As I post pearls of wisdom on my blog, including righteous criticism about this country’s follies, I rarely stop to think how fortunate I am to be able to do so freely and fearlessly. How fortunate I am to be doing it in this country.
Every once in a while I get a reminder. Like this week when I read on the BBC website that Vietnamese blogger Pham Doan Trang had been arrested and charged with “making, storing, disseminating or propagandizing information, materials and products that aim to oppose the State of the Socialist Republic of Vietnam.” Ms. Trang’s crimes included advocating for democracy, press freedom and the rule of law. A wicked lady indeed. Her arrest came shortly after the 24th annual U.S.-Vietnam Human Rights Dialogue.
Ms. Trang was following in the footsteps of the co-founder of the Network of Vietnamese Bloggers, Nguyen Ngoc Nhu Quynh, known as Mother Mushroom. Her delightful moniker derives from the nickname of her youngest daughter.
In 2017, Ms. Quynh was sentenced to 10 years in jail for distributing propaganda against the state; however, in 2018 she was released from prison and exiled. She now lives in the U.S. where she declares she will “never keep silent” in her fight for democracy in Vietnam.
We might say these ladies are fortunate that they avoided the fate of Russian opposition blogger and activist Alexei Navalny. Navalny barely escaped death after being poisoned by the nerve agent Novichok, a Putin specialty.
Then there’s the Saudi blogger Raif Badawi, currently serving a 10-year sentence for criticizing the Saudi Arabian regime. He was convicted in 2013 of “insulting Islam through electronic channels” and sentenced to 10 years and 1,000 lashes. So far, he has received only 50, the remainder delayed because of his ill health.
But we mustn’t conclude without saying a few things about the biggest jailer of journalists in the world—China. For example, there is state media journalist turned anti-corruption blogger, Chen Jieren, who was sentenced to 15 years earlier this year after publishing two articles on his blog claiming corruption by Hunan party officials.
When I was a kid and didn’t finish my supper, my mother would remark that I was lucky, people in China were starving. Well, they are still starving in China, not for food but for the right to freely express themselves. All 1.4 billion of them. And they are now adding another 7.5 million in Hong Kong.
Summing up the populations of all the countries that keep their people on a leash presents us with a staggering number of folk who don’t dare do what I do every day without thinking—simply express a point of view. Canada, I think, is a very good place to blog.
Bill, I sometimes wonder if we’re expecting too much from countries such as Vietnam. Considered our own tortured journey to democracy over eight centuries from Runnymede to the achievement of universal suffrage. There were many advances along the way but a good several reversals as well.
Democracy, as you well know, is not a “one size fits all” proposition. It’s not a natural fit in some societies with no experience of it. It can take a lot of Ms. Trangs over more than a few generations to achieve anything resembling liberal democracy. I wonder if it’s not a sign of progress that she wasn’t held for the full 10-year term of her sentence but was released into exile in one year. Perhaps Hanoi saw this as a long-term problem they didn’t need.

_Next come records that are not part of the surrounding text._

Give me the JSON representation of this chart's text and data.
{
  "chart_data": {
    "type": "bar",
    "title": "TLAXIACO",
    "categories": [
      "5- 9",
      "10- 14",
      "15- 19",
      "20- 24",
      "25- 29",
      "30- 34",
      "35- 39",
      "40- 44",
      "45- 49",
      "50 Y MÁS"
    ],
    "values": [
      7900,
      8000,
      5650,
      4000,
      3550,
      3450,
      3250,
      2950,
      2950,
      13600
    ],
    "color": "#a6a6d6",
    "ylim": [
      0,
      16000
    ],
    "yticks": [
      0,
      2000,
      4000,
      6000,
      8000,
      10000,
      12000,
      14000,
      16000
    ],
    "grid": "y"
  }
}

And what about the everyday Vietnamese. How many crave democracy today? How many countries achieve meaningful democracy without years of turmoil, often accompanied by some degree of violence?
I sometimes wonder how cheaply many Americans hold their democracy. How can someone embrace democracy and simultaneously support Donald Trump or tolerate gerrymandering, voter suppression, the Electoral College and the manner in which the Senate is constituted? The United States, according to scholarly research, may have already seen democracy supplanted by plutocracy and yet the plebs aren’t taking to the streets with pitchforks and torches.
Actually, MoS, I was posting about freedom more than democracy. They aren’t the same thing, of course, even though democracy requires a high degree of freedom. It’s not so much the other way around—witness the U.S. which is very free but, as you point out, not so democratic.
Most Vietnamese may, unlike the ladies I’ve mentioned, not crave democracy, but once tasted it’s seductive, as we’ve seen in Hong Kong and in China pre-Tiananmen. It took us a long time to develop modern democracy because we had few exemplars. Today there are many and it’s keeping dictators up nights.
As for our democracy, it’s far from ideal. I’m just glad I’m free to say so.